Combine and preprocess descriptor and property dataset.

It is desirable that the type of descriptor and property used
for HDNNP is fixed at initialization.
Also, an instance itself does not have any dataset at
initialization and you need to execute construct().
If dataset is given it will be an instance’s own dataset.

Parameters:	descriptor (DescriptorDatasetBase) – Descriptor instance you want to use as HDNNP input. property_ (PropertyDatasetBase) – Property instance you want to use as HDNNP label. dataset (dict [ndarray], optional) – If specified, dataset will be initialized with this.

__getitem__(item)[source]¶: Return indexed or sliced dataset as dict data.

__len__()[source]¶: Redicect to partial_size

construct(all_elements=None, preprocesses=None, shuffle=True, verbose=True)[source]¶

Construct an instance’s own dataset.

This method does following steps:

Check compatibility between descriptor and property datasets.
Expand feature dimension of descriptor dataset according to all_elements and pre-process descriptor dataset in a given order and add to its own dataset.
Add property dataset to its own dataset.
Clear up the original data in descriptor and property dataset.
Shuffle the order of the data.

Parameters:

all_elements (list [str], optional) – If specified, it expands feature dimensions of descriptor dataset according to this.
preprocesses (list [PreprocessBase], optional) – If specified, it pre-processes descriptor dataset in a given order.
shuffle (bool, optional) – If specified, it shuffles the order of the data.
verbose (bool, optional) – Print log to stdout.

Raises:

AssertionError – If descriptor and property datasets are incompatible.

scatter(max_buf_len=268435456)[source]¶

Scatter dataset by MPI communication.

Each instance is re-initialized with received dataset.

Parameters:	max_buf_len (int, optional) – Each data is divided into chunks of this size at maximum.

take(index)[source]¶

Return copied object that has sliced dataset.

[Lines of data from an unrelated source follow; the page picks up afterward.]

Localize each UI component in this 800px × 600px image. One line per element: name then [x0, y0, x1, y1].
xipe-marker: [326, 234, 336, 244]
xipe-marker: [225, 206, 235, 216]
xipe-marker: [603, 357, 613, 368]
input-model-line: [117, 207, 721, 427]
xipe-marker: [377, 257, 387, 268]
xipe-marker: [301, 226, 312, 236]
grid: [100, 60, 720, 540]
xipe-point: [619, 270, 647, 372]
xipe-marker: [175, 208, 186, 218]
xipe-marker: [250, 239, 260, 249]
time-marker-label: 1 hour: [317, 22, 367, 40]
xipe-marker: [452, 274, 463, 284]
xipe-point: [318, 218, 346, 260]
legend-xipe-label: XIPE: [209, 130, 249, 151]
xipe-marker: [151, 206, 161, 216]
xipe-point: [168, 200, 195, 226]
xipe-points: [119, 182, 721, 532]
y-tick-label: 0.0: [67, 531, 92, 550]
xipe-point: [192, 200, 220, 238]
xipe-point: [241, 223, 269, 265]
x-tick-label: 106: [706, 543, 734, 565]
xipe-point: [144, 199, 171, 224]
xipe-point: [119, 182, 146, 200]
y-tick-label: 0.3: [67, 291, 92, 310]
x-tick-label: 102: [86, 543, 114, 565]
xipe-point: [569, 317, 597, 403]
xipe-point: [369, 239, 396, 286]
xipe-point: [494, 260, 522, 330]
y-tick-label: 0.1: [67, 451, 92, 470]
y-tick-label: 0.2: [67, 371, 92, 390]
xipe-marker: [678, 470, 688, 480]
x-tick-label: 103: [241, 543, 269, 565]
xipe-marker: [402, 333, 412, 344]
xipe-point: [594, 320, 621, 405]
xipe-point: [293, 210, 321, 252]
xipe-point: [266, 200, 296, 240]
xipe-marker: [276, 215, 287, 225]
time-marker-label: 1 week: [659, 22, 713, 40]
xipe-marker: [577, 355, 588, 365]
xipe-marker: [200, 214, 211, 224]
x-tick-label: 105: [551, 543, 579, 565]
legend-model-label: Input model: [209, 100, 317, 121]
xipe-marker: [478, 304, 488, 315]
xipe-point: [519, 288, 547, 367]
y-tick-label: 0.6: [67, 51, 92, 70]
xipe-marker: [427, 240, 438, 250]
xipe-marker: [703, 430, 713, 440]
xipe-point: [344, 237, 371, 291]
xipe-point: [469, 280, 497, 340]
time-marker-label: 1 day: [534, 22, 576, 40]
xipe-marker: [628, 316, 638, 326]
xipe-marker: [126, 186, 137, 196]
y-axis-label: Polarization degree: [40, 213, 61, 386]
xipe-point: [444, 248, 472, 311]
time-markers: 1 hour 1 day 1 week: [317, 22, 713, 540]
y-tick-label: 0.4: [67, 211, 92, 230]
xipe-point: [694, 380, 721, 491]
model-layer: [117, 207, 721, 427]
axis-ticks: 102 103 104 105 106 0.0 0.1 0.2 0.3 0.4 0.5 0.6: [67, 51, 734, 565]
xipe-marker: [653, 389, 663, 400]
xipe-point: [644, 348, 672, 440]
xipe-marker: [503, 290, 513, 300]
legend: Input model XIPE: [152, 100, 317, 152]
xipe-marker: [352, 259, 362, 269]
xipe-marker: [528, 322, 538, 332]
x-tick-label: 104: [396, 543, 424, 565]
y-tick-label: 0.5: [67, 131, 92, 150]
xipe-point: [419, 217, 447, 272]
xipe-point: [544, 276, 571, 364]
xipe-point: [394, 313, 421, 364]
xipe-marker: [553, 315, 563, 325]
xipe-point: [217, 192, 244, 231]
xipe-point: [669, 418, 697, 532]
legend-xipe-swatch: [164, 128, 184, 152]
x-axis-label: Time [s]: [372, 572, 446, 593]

Parameters:	index (int or slice) – Copied object has dataset indexed or sliced by this.

descriptor¶

Descriptor dataset instance.

Type:	DescriptorDatasetBase

elemental_composition¶

Elemental composition of the dataset.

Type:	list [str]

elements¶

Elements of the dataset.

Type:	list [str]

n_input¶

Number of dimensions of input data.

Type:	int

n_label¶

Number of dimensions of label data.

Type:	int

partial_size¶

Number of data after scattered by MPI communication.

Type:	int

property¶

Property dataset instance.

Type:	PropertyDatasetBase

tag¶

Unique tag of the dataset.

Usually, it is a form like <any prefix> <chemical formula>. (ex. CrystalGa2N2)

Type:	str

total_size¶

Number of data before scattered by MPI communication.

Type:	int